Article updated at 4:12 p.m. EDT.
An agreement by Mississippi electric power cooperatives to cost-share 15 percent of Mississippi Power Co.’s $6.2 billion "clean" coal plant in Kemper County has been scuttled after the cooperatives’ power purchasing entity decided the power to be delivered from the Kemper plant would be too costly.
Cost overruns for the Kemper County Energy Facility, which will use integrated gasification combined cycle technology to convert coal to gas while also capturing a portion of the plant’s carbon dioxide emissions, have become a deep thorn for Mississippi Power and its parent, Atlanta-based Southern Co., which has heavily promoted the technology.
The current $6.2 billion price tag for the plant is approaching three times what the plant was initially projected to cost, and Southern has absorbed several billion dollars on its balance sheet to keep the project on track. When fully operational, the plant would be the first coal plant in the United States to capture the majority of its carbon dioxide.
In a new setback for Southern and Mississippi Power, the South Mississippi Electric Power Association’s board Wednesday voted to opt out of its 15 percent ownership stake in the project, citing "delays in project schedule, changing needs, and increased participation costs."
South Mississippi Electric (SMEPA) officials said new estimates show its costs of participating in the Kemper project "have increased to the point that the rate impacts necessary for ownership would not best serve the needs of SME’s 11 member cooperatives or their combined 419,000 members."
Under its agreement with Mississippi Power, SMEPA is entitled to withdraw its ownership promise due to delays in closing the deal, Jim Compton, the cooperative’s general manager and chief executive officer, said in a statement.
"We entered into the purchase agreement in 2010," Compton noted. "Since then, there have been multiple changes in the project, and also changes in our power supply needs. The board determined that proceeding to closing was not in SMEPA’s best interests, and we needed to let [Mississippi Power] know so that alternate plans could proceed."
According to Mississippi Power, SMEPA’s 15 percent stake in the Kemper plant was projected to be roughly $600 million in fixed asset costs as of March 2016, when the plant is expected to be nearing completion.
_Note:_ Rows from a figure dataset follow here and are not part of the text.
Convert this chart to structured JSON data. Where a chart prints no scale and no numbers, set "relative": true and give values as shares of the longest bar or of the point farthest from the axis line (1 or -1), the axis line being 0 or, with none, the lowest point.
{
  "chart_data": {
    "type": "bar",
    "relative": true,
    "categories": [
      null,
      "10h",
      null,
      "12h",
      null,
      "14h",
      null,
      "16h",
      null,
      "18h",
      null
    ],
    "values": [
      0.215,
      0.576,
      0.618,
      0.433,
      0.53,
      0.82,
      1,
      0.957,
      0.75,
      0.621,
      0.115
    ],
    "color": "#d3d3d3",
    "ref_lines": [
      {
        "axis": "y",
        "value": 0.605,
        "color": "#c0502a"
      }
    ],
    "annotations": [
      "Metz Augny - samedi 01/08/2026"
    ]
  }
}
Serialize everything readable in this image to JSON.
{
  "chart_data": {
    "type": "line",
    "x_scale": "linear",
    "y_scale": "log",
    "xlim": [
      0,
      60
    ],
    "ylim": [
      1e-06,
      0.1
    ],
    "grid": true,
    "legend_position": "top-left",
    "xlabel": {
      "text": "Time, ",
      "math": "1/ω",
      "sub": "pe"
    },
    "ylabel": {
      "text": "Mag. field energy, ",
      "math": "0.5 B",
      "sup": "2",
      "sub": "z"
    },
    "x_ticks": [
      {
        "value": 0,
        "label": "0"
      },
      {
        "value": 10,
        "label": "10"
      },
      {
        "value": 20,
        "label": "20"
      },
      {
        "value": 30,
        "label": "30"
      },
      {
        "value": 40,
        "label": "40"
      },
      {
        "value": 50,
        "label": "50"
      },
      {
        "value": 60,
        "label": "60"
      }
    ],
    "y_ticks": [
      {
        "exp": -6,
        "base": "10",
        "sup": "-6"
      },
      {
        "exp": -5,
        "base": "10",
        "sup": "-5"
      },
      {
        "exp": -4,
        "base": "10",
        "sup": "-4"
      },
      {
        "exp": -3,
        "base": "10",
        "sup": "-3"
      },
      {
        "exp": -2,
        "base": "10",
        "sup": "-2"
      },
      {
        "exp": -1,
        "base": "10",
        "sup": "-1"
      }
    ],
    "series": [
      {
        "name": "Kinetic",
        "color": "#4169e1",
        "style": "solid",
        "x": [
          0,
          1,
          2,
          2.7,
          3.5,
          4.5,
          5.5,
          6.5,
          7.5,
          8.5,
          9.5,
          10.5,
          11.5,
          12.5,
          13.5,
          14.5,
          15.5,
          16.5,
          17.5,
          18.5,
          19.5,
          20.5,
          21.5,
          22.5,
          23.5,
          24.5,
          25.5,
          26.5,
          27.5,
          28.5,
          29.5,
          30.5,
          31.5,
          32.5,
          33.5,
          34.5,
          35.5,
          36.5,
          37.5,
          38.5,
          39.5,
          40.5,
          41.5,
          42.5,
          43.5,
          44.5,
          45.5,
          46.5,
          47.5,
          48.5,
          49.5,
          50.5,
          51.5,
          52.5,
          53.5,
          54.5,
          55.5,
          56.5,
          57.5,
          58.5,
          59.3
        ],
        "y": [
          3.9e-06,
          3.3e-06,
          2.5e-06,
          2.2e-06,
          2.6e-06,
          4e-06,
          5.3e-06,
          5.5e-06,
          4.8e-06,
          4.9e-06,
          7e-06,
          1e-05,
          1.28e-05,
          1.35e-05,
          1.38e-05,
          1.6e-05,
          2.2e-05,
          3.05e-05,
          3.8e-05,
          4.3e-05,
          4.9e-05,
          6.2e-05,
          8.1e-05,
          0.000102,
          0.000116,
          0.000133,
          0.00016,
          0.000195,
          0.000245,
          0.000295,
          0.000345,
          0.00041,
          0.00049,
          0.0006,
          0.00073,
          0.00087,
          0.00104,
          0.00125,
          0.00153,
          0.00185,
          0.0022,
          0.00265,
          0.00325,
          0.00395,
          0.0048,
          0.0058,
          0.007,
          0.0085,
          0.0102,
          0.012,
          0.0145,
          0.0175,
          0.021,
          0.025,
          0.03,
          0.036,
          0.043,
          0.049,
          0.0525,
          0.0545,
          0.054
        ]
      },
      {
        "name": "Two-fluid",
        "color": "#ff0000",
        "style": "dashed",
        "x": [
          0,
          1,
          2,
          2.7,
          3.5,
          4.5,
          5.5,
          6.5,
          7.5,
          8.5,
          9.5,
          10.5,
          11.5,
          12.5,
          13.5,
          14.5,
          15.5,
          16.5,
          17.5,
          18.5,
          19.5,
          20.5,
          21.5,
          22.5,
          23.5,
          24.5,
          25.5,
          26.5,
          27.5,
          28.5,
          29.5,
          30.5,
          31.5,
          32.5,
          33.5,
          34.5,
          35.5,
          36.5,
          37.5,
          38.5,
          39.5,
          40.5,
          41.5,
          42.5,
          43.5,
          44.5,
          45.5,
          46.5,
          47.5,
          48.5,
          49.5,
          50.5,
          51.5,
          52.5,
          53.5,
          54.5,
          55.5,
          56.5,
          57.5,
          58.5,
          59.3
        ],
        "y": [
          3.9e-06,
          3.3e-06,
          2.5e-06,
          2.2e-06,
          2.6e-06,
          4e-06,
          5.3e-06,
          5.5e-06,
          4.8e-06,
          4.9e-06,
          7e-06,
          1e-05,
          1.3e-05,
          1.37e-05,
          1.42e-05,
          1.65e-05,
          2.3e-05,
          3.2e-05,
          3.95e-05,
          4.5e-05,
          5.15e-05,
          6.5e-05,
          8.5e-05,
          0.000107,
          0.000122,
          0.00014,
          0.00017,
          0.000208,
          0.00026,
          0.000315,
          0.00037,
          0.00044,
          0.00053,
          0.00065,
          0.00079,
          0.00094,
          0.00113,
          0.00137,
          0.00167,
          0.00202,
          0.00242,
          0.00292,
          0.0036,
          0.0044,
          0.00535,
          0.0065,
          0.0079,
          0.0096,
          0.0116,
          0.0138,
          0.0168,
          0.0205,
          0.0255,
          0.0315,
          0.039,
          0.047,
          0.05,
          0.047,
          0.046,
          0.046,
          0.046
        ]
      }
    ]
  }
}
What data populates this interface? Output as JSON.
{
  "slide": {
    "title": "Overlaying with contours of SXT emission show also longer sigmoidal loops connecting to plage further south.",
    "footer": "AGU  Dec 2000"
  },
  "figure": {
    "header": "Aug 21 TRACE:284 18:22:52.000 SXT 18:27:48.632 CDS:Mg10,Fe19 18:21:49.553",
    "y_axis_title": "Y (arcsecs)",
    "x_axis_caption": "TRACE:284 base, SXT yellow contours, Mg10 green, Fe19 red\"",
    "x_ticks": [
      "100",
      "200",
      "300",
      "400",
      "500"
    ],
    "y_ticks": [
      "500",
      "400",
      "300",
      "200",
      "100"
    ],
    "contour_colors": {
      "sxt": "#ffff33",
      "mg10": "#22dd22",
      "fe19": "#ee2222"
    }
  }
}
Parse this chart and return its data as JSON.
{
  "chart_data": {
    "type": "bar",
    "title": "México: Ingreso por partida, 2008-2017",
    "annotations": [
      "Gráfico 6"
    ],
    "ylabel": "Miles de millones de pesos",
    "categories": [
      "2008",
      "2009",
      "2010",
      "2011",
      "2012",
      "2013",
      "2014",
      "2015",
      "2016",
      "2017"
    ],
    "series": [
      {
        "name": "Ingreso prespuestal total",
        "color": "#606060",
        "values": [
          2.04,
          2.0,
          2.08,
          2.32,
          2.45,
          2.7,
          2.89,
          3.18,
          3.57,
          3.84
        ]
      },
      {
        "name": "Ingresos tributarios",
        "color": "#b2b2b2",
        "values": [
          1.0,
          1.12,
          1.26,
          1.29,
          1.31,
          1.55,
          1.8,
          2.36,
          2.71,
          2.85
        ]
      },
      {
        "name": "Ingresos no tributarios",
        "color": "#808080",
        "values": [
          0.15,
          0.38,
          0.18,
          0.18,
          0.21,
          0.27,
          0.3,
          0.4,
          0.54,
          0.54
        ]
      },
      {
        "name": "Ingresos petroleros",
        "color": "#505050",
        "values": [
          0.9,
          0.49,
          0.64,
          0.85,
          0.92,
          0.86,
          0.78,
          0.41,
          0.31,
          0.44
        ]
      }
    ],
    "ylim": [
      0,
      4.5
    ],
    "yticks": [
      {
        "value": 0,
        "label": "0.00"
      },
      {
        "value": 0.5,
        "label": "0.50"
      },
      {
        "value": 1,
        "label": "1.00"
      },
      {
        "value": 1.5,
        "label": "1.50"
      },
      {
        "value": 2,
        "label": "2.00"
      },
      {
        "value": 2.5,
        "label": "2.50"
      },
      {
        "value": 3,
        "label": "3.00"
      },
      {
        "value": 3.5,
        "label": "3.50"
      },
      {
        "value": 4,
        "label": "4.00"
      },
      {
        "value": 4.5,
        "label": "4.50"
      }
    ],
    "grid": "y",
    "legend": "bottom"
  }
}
Under terms of the agreement, Mississippi Power will refund $275 million in deposits made by Southern Mississippi Electric toward Kemper, plus interest.
Mississippi Power to evaluate next moves
It remains unclear what the decision will mean for Mississippi Power and Southern, whose stock value and reputation both in Mississippi and nationally are riding partly on the completion and successful operation of the 582-megawatt coal burner that will rely on locally sourced lignite coal.
In a statement, Mississippi Power executives said they were disappointed by Southern Mississippi Electric’s decision to back out of the project, adding "SMEPA has been a long-time partner of Mississippi Power, and despite their decision on Kemper, we anticipate serving South Mississippi together for many years."
Mississippi Power also said it was evaluating its alternatives with respect to SMEPA’s decision and related costs associated with the ownership interest in the Kemper County facility, also known as Plant Ratcliffe.
SMEPA buys or generates power for retail cooperatives serving 55 counties in southern and western Mississippi. The co-op currently purchases more than a quarter of its electricity from Mississippi Power. But its generation portfolio has shifted in recent years to other suppliers, including its own gas, coal and nuclear plants.
In an editorial, the Daily Leader newspaper of Brookhaven, Miss., which receives its power from an SME-member co-op, yesterday backed the board’s decision to exit the Kemper agreement. "While the Kemper experiment may eventually work, it now seems ridiculous to spend $6.2 billion to construct a lignite power plant when natural gas facilities can be purchased for much less," the newspaper’s editorial board said.
Kemper’s escalating costs have created broader headaches for Mississippi Power, which remains mired in a rate case disagreement that has wound its way to the Mississippi Supreme Court.
In February, the high court ruled that the state Public Service Commission had erred in approving an 18 percent rate hike on Mississippi Power’s 186,000 customers and ordered the utility to refund an estimated $257 million in additional revenues it had received since 2013. Mississippi Power has asked for a rehearing in that case in hopes of reinstating the original rate hikes.
In lieu of a court reversal or settlement, Mississippi Power has filed a new rate case before the Public Service Commission that could see Mississippi Power customers face rate hikes of between 22 and 41 percent (EnergyWire, May 18). Mississippi regulators had earlier imposed a $2.88 billion cap on rate recovery for Kemper, and utility officials have said they do not want to raise rates any more than necessary to complete the project.
Also last month, the engineering and consulting firm that had served as an independent monitor of the Plant Kemper project for state regulators terminated its 4-year-old contract with the Mississippi Public Utilities Staff. The firm, POWER Burns and Roe, said it was ending the contract for internal business reasons (EnergyWire, May 15).